A resposta, tanto abstrata, quanto firme, com certeza nasceu inspirada na leitura desta semana: o livro infantil "A Raquete do Vovô" (Editora Quelônio), obra de estreia da escritora, jornalista e roteirista Nina Ramos, e ilustrada por Carol Cuquetto.

Levei a raquete debaixo dos braços, pra lá e pra cá, nos meus trajetos de trem. Tito, um menino brincante e curioso, foi meu grande companheiro. Afinal, o livro nasce, na ficção e na realidade da vida, de uma indagação que muda a rota do passado e transforma o presente e o futuro.

"Um dia, o menino entrou no quarto e reparou em uma raquete de madeira muito bonita pendurada na parede. ‘De quem é?’, perguntou para a sua mãe. ‘É a raquete do vovô’, ela respondeu".

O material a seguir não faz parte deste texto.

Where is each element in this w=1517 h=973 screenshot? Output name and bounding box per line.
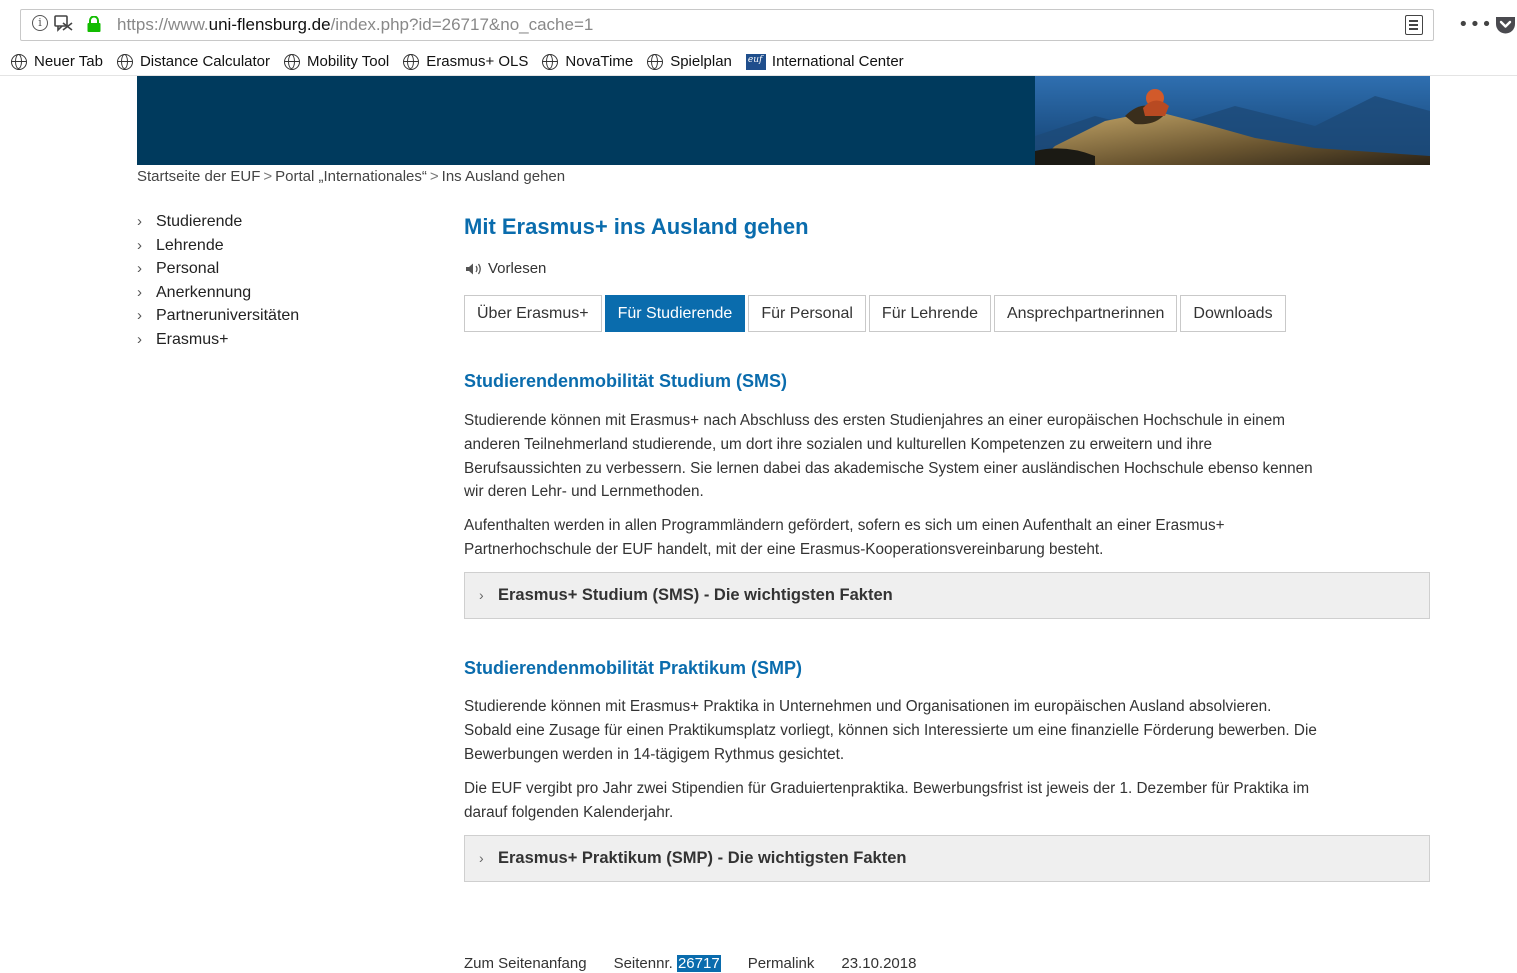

Há perguntas capazes de abrir uma fresta no tempo. Esta, com certeza, convocou a mãe de Tito, a própria autora, a mergulhar na memória do avô Cacalo —o pai de Nina, que morreu quando ela tinha um ano e meio. "Não convivi, não lembro da voz. Tenho fragmentos. Quando eu me dei conta do tamanho da presença dessa ausência dentro de mim, eu falei: ‘Preciso escrever isso’."